In Norway, we have sufficient power for lighting, heating and the charging of mobile phones. Our sockets are ripe with electricity and there’s light in every window. But not all countries enjoy such abundance. In Nepal’s capital Kathmandu, a house called the Balika Home provides temporary shelter for girls from streets and slum quarters. Some are child labourers while some have lost contact with their parents.

The Balika Home can receive 120 children each year. The electricity supply in Nepal is strictly rationed and often out of service. When electricity disappears the whole house turns pitch black, and computers and other electrical equipment can not be used.

Prevents Use and Despose

With a solar cell panel in place, there will be less pollution in Balika Home. Normally, as batteries used in torches last only a couple of days, they are rapidly disposed of and new ones purchased. The disposed batteries pollute the environment, whereas a solar cell panel can be recharged and does not pollute.

In the absence of electric lighting, kerosene lamps are sometimes also used; these lamps are quite contaminating. Now the Balika Home won’t have to use them anymore, as the nursery schools in Tronheim has saved enough electricity to pay for the solar cell panel.

Strømsparegrisen a Success

«Strømsparegrisen» (Electricity Saving Piggy Bank) was started in schools, and its success made Trondheim try it out in nursery schools as well. The municipality have experienced that children understand what it means to save energy, even at a very young age. In 2009, 31 nursery schools take part in the project.

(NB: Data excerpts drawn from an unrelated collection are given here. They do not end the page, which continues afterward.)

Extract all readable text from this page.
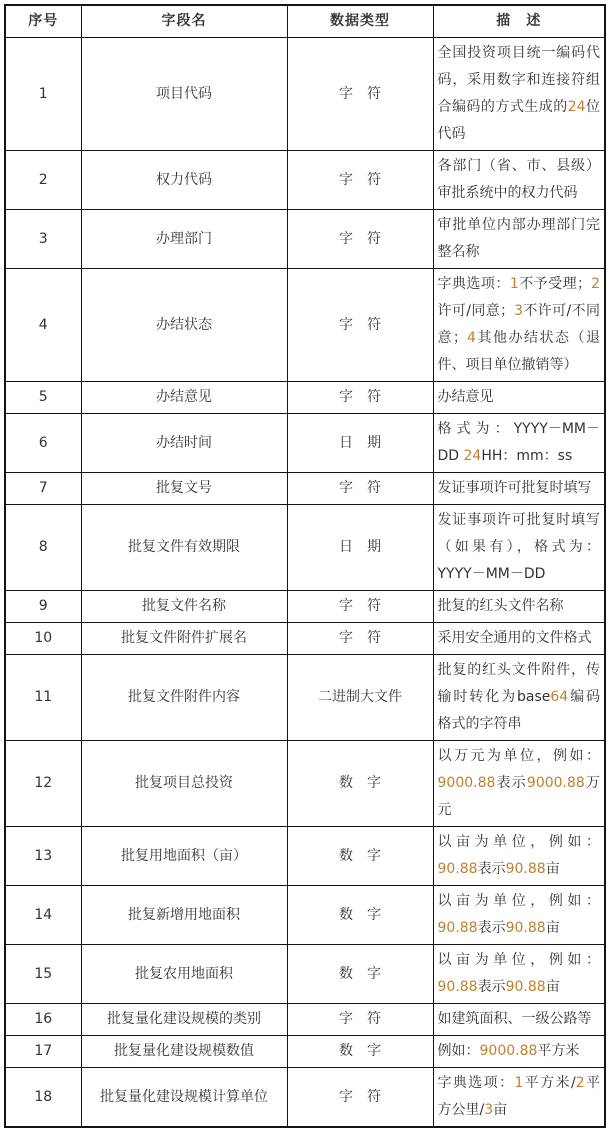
序号	字段名	数据类型	描　述
1	项目代码	字　符	全国投资项目统一编码代码，采用数字和连接符组合编码的方式生成的24位代码
2	权力代码	字　符	各部门（省、市、县级）审批系统中的权力代码
3	办理部门	字　符	审批单位内部办理部门完整名称
4	办结状态	字　符	字典选项：1不予受理；2许可/同意；3不许可/不同意；4其他办结状态（退件、项目单位撤销等）
5	办结意见	字　符	办结意见
6	办结时间	日　期	格式为：YYYY－MM－DD 24HH：mm：ss
7	批复文号	字　符	发证事项许可批复时填写
8	批复文件有效期限	日　期	发证事项许可批复时填写（如果有），格式为：YYYY－MM－DD
9	批复文件名称	字　符	批复的红头文件名称
10	批复文件附件扩展名	字　符	采用安全通用的文件格式
11	批复文件附件内容	二进制大文件	批复的红头文件附件，传输时转化为base64编码格式的字符串
12	批复项目总投资	数　字	以万元为单位，例如：9000.88表示9000.88万元
13	批复用地面积（亩）	数　字	以亩为单位，例如：90.88表示90.88亩
14	批复新增用地面积	数　字	以亩为单位，例如：90.88表示90.88亩
15	批复农用地面积	数　字	以亩为单位，例如：90.88表示90.88亩
16	批复量化建设规模的类别	字　符	如建筑面积、一级公路等
17	批复量化建设规模数值	数　字	例如：9000.88平方米
18	批复量化建设规模计算单位	字　符	字典选项：1平方米/2平方公里/3亩
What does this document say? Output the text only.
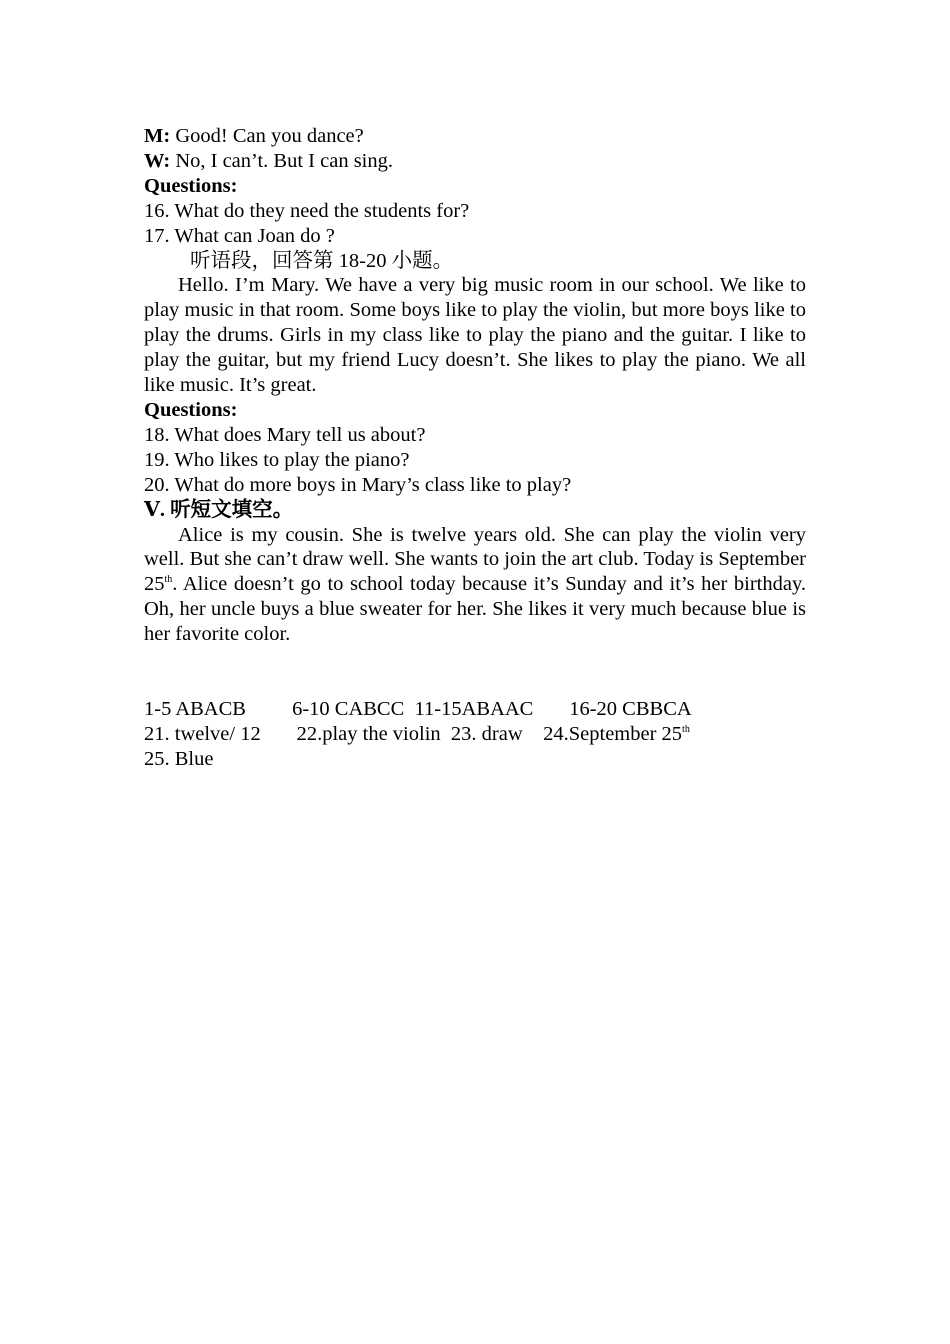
M: Good! Can you dance?
W: No, I can’t. But I can sing.
Questions:
16. What do they need the students for?
17. What can Joan do ?
听语段，回答第 18-20 小题。
Hello. I’m Mary. We have a very big music room in our school. We like to play music in that room. Some boys like to play the violin, but more boys like to play the drums. Girls in my class like to play the piano and the guitar. I like to play the guitar, but my friend Lucy doesn’t. She likes to play the piano. We all like music. It’s great.
Questions:
18. What does Mary tell us about?
19. Who likes to play the piano?
20. What do more boys in Mary’s class like to play?
Ⅴ. 听短文填空。
Alice is my cousin. She is twelve years old. She can play the violin very well. But she can’t draw well. She wants to join the art club. Today is September 25th. Alice doesn’t go to school today because it’s Sunday and it’s her birthday. Oh, her uncle buys a blue sweater for her. She likes it very much because blue is her favorite color.
1-5 ABACB         6-10 CABCC  11-15ABAAC       16-20 CBBCA
21. twelve/ 12       22.play the violin  23. draw    24.September 25th
25. Blue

Statistics prove the project’s success. In the school year 2007-2008, a total of 22 schools participated, the 10 most active overseeing a 12 per cent decrease in energy consumption from January to June 2008 compared to the same period in 2007. Measured quantitatively, the reduction was 574.309 kWh, equivalent of the energy consumption in 50 detached houses.

Committed Children

Schools report that students took great interest in measuring their schools’ energy use, and finding ways to save energy was the most intriguing part. The resulting data have been used in several school subjects. According to some schools, students have gone on to measure consumption and plan for energy saving in their own homes as well.

Many factors influence energy consumption in schools. As for the data presented here, temperature fluctuations have been taken into account, whereas technical and building related conditions are left out. The results correspond to experiences with similar measures taken elsewhere and demonstrate clearly the connection between increased focus on energy and a reduction in energy use.